Velayetin bir tarafa bırakılmasından sonra velayetin bir sonucu olarak tarafları sıkıntıya sokmayacak biçimde velayet verilmeyen tarafla çocuklar arasında şahsi ilişki bağı sağlanır.
Gerek velayetin ilk düzenlenişinde gerekse velayetin kaldırılması bir yargılama sürecinden sonra ortaya çıkacaktır.İlk düzenlemede taraflardan her ikisinin psikolojik sorunları tespit edilir.Ya da boşanmaya sebep olan olayların velayeti engellemesi söz konusu olabilir.Böyle hallerde taraflardan hiçbirine velayet bırakılmaz .Durum sulh hukuk mahkemesine ihbar edilir.
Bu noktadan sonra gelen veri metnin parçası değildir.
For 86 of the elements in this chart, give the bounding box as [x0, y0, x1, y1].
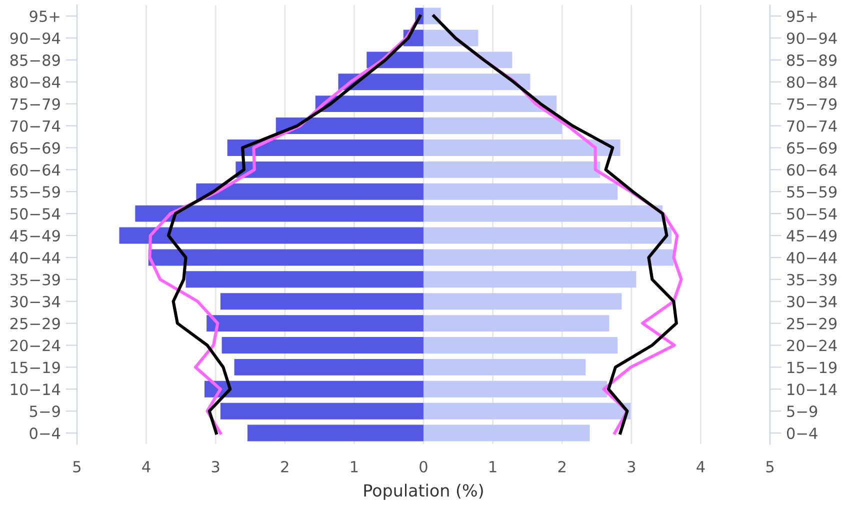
y-tick-label: 70−74: [787, 120, 837, 132]
bar: [423, 96, 557, 112]
y-tick-label: 85−89: [787, 54, 837, 66]
bar: [423, 380, 608, 398]
category-label: 85−89: [10, 54, 60, 66]
category-label: 70−74: [10, 120, 60, 132]
bar: [227, 139, 424, 156]
category-label: 30−34: [10, 296, 60, 308]
category-label: 5−9: [30, 406, 60, 418]
y-tick-label: 60−64: [787, 164, 837, 176]
y-tick-label: 5−9: [787, 406, 818, 418]
bar: [135, 205, 424, 222]
bar: [423, 293, 622, 310]
bar: [196, 183, 424, 200]
category-label: 45−49: [10, 230, 60, 242]
x-tick-label: 3: [212, 460, 220, 473]
x-tick-label: 2: [558, 460, 566, 472]
bar: [220, 402, 424, 420]
bar: [423, 315, 610, 332]
bar: [186, 271, 424, 288]
bar: [204, 380, 424, 398]
y-tick-label: 50−54: [787, 208, 837, 220]
y-tick-label: 80−84: [787, 76, 837, 88]
bar: [423, 271, 636, 288]
y-tick-label: 20−24: [787, 340, 837, 352]
y-tick-label: 10−14: [788, 384, 837, 396]
y-tick-label: 30−34: [787, 296, 837, 308]
y-tick-label: 35−39: [787, 274, 837, 286]
y-tick-label: 45−49: [786, 230, 837, 242]
category-label: 40−44: [10, 252, 60, 264]
x-tick-label: 4: [142, 461, 150, 472]
bar: [222, 337, 424, 354]
bar: [119, 227, 424, 244]
x-tick-label: 2: [281, 460, 288, 472]
x-tick-label: 1: [490, 461, 496, 472]
bar: [423, 249, 674, 266]
category-label: 25−29: [10, 318, 60, 330]
category-label: 0−4: [30, 428, 60, 440]
bar: [423, 52, 512, 68]
y-tick-label: 95+: [786, 10, 817, 22]
category-label: 20−24: [10, 340, 60, 352]
bar: [315, 96, 424, 112]
bar: [423, 358, 586, 376]
x-tick-label: 1: [350, 461, 358, 472]
bar: [423, 205, 663, 222]
bar: [423, 139, 620, 156]
y-tick-label: 0−4: [786, 428, 818, 440]
y-tick-label: 65−69: [787, 142, 837, 154]
bar: [220, 293, 424, 310]
x-axis-title: Population (%): [364, 484, 483, 500]
x-tick-label: 3: [628, 460, 636, 473]
bar: [423, 402, 631, 420]
category-label: 15−19: [10, 362, 60, 374]
x-tick-label: 4: [696, 461, 705, 472]
category-label: 65−69: [10, 142, 60, 154]
x-tick-label: 5: [766, 461, 774, 473]
bar: [206, 315, 424, 332]
x-tick-label: 5: [73, 461, 80, 473]
bar: [276, 118, 424, 134]
category-label: 90−94: [10, 32, 60, 44]
bar: [247, 424, 424, 442]
category-label: 95+: [30, 10, 60, 22]
category-label: 60−64: [10, 164, 60, 176]
bar: [423, 118, 562, 134]
bar: [234, 358, 424, 376]
y-tick-label: 55−59: [787, 186, 837, 198]
bar: [423, 183, 618, 200]
y-tick-label: 25−29: [787, 318, 837, 330]
category-label: 10−14: [10, 384, 60, 396]
x-tick-label: 0: [420, 460, 428, 473]
category-label: 50−54: [10, 208, 60, 220]
bar: [423, 74, 530, 90]
category-label: 35−39: [10, 274, 60, 286]
y-tick-label: 15−19: [788, 362, 837, 374]
bar: [423, 227, 672, 244]
y-tick-label: 75−79: [787, 98, 837, 110]
y-tick-label: 90−94: [786, 32, 837, 44]
y-tick-label: 40−44: [786, 252, 837, 264]
category-label: 80−84: [10, 76, 60, 88]
bar: [423, 161, 600, 178]
bar: [423, 424, 590, 442]
category-label: 55−59: [10, 186, 60, 198]
bar: [236, 161, 424, 178]
bar: [148, 249, 424, 266]
category-label: 75−79: [10, 98, 60, 110]
bar: [423, 337, 618, 354]
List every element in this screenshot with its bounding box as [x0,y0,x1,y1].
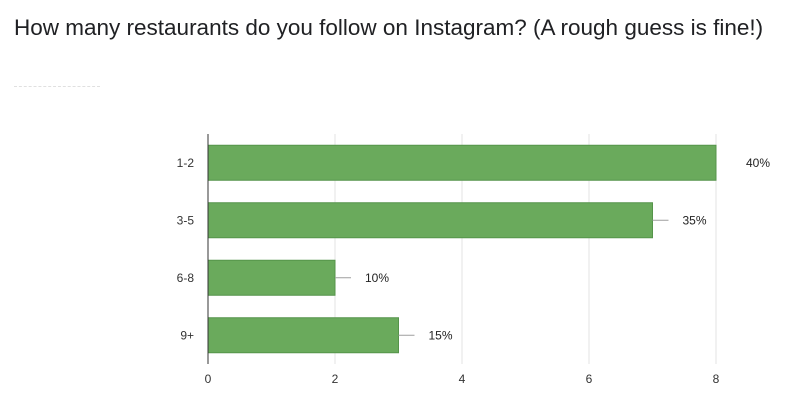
bar [207,202,653,239]
category-label: 3-5 [177,213,195,227]
category-label: 6-8 [177,271,195,285]
bar [207,259,336,296]
x-tick-label: 4 [459,372,466,386]
category-label: 9+ [180,328,194,342]
data-label: 40% [746,156,770,170]
bar [207,144,717,181]
x-tick-label: 6 [586,372,593,386]
bars [207,144,717,354]
x-tick-label: 2 [332,372,339,386]
x-tick-label: 8 [713,372,720,386]
responses-count-placeholder [14,86,100,87]
question-title: How many restaurants do you follow on In… [14,15,764,40]
labels: 0 2 4 6 8 1-2 40% 3-5 35% 6-8 10% 9+ 15% [177,156,771,386]
bar [207,317,399,354]
x-tick-label: 0 [205,372,212,386]
category-label: 1-2 [177,156,195,170]
data-label: 35% [683,213,707,227]
data-label: 10% [365,271,389,285]
data-label: 15% [429,328,453,342]
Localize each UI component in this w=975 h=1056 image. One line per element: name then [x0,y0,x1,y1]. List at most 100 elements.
5133 sayılı Aile Mahkemelerinin Kuruluş görev ve Yargılama Usullerine dair Kanunda değişiklik yapılması ilişkin kanunda vesayet işleri Aile mahkemelerinden alınmıştır. Yeni düzenleme ile aile sorunlarından doğan velayet işleri sulh hukuk mahkemelerine bırakılmaktadır. Nitekim kayyım tayini de Sulh Mahkemesince gerçekleştirilir.
Yeni Medeni Kanunumuz velayetin yürütülmesinde yeni bir sistem getirmiştir(MK.m.353).Bu madde ile evlilik sona erdiğinde kendine velayet yükümlülüğü bırakılan eşe mahkemeye çocuğun malvarlığı ve malvarlığında meydana gelen değişiklikler hakkında rapor vermek yükümlülüğü getirmiştir.